If the problem was just one of laws being broken, there would be a simple solution: tougher enforcement. Increase fines until the pips squeak. Introduce the threat of jail time. Former Trump fixer Michael Cohen was given a three-year prison sentence in 2018 for violating campaign finance laws during the presidential campaign.

But the corruption of democracy is as much about perfectly legal abuse as it is law-breaking malfeasance. American religious funders, for example, have during the past decade quietly pumped tens of millions of dollars into reactionary conservative campaigns across the world.

An investigation published in October 2020 revealed that US Christian groups, some with close ties to Donald Trump and Steve Bannon, had spent at least $280 million of ‘dark money’ to fuel campaigns against the rights of women and LGBTQI+ people across five continents. A large proportion ($90 million) went to Europe, followed by Africa and Asia.

Action to take

What can be done about this dark money corroding our politics?

There is a strong case for placing limits on individual donations. The surest way to reduce the power of money in politics is to replace a handful of super-rich donors with large numbers of smaller contributions. If, in the UK for example, the maximum donation was £10,000 ($13,600) a year, political parties would be forced to rely on a far wider, and more inclusive, donor base.

A ban on donations from individuals who are not domiciled in the country and who are non-resident for tax purposes would help too, as would preventing the use of shell companies to hide the true source of donations. Offshore firms – such as that used by British insurance magnate Arron Banks to bankroll his Brexit campaigns – should be barred from making political contributions. Political parties could be forced to publish the names of significant donors that also attend private party events.
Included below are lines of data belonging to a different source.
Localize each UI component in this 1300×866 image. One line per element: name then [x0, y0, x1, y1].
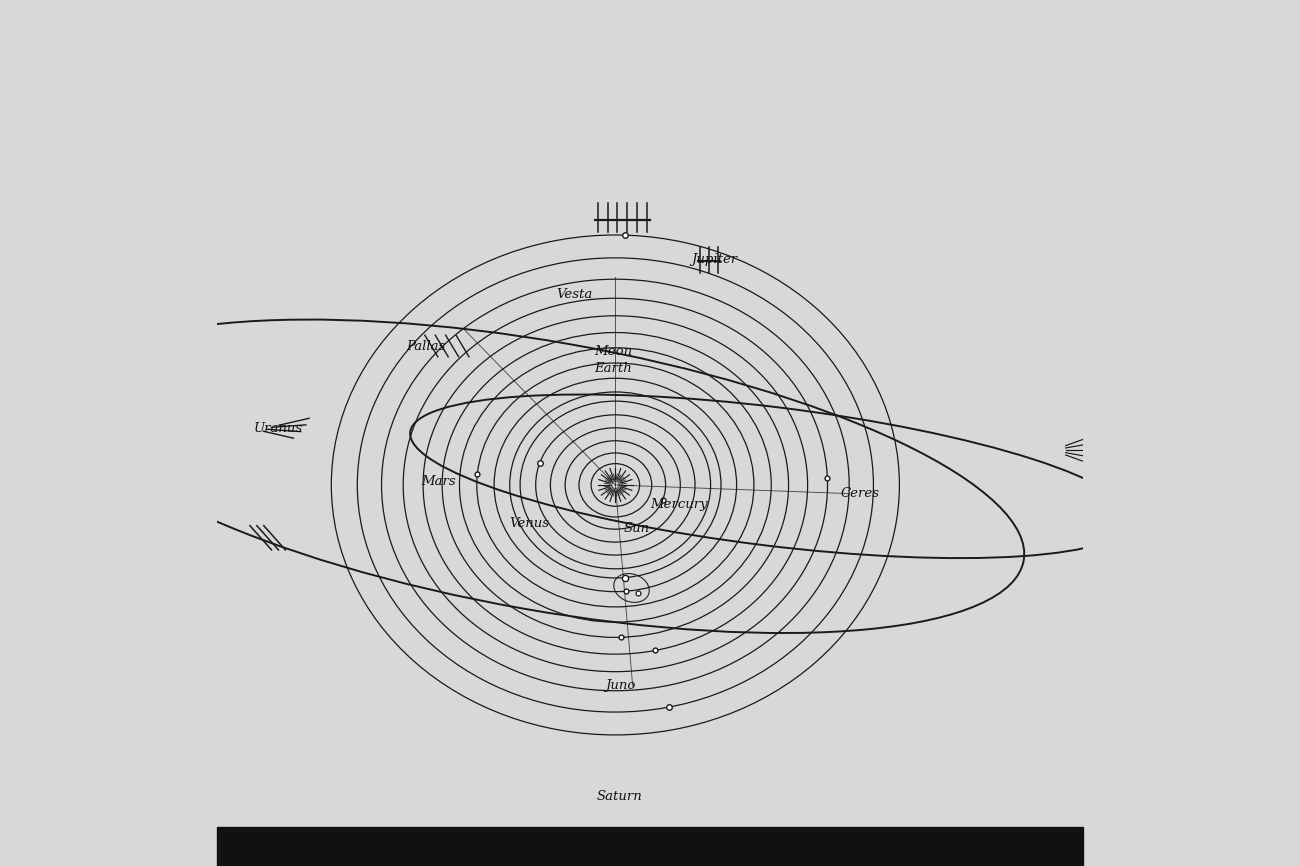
- Text: Venus: Venus: [510, 517, 550, 531]
- Text: Saturn: Saturn: [597, 790, 642, 804]
- Text: Vesta: Vesta: [556, 288, 593, 301]
- Text: Mars: Mars: [421, 475, 456, 488]
- Text: Moon: Moon: [594, 345, 633, 359]
- Text: Earth: Earth: [594, 361, 632, 375]
- Text: Juno: Juno: [604, 679, 636, 693]
- Bar: [217, 827, 1083, 866]
- Text: Jupiter: Jupiter: [692, 253, 738, 267]
- Text: Sun: Sun: [624, 521, 650, 535]
- Text: Uranus: Uranus: [254, 422, 303, 436]
- Text: Mercury: Mercury: [650, 497, 707, 511]
- Text: Pallas: Pallas: [406, 339, 445, 353]
- Text: Ceres: Ceres: [841, 487, 880, 501]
The stick needs to be used as well as the carrot. Thinktanks should be forced to declare their donors and ineffective lobbying registers be completely overhauled. Silicon Valley tech giants need to be reined in, their quasi-monopolistic power broken up.

But reversing the impact of decades of dark money is easier said than done – as Charles Koch has discovered. While the ageing plutocrat was telling the Wall Street Journal that he hoped that US citizens would ‘all use this post-election period to find a better way’, senior Republicans that he had funded were repeating falsehoods about electoral fraud denying Trump victory.

Perhaps, when you spend a fortune undermining democracy, you shouldn’t be too surprised at the results.

Peter Geoghegan is Investigations Editor at OpenDemocracy. His latest book is Democracy For Sale: Dark Money And Dirty Politics, published by Head of Zeus.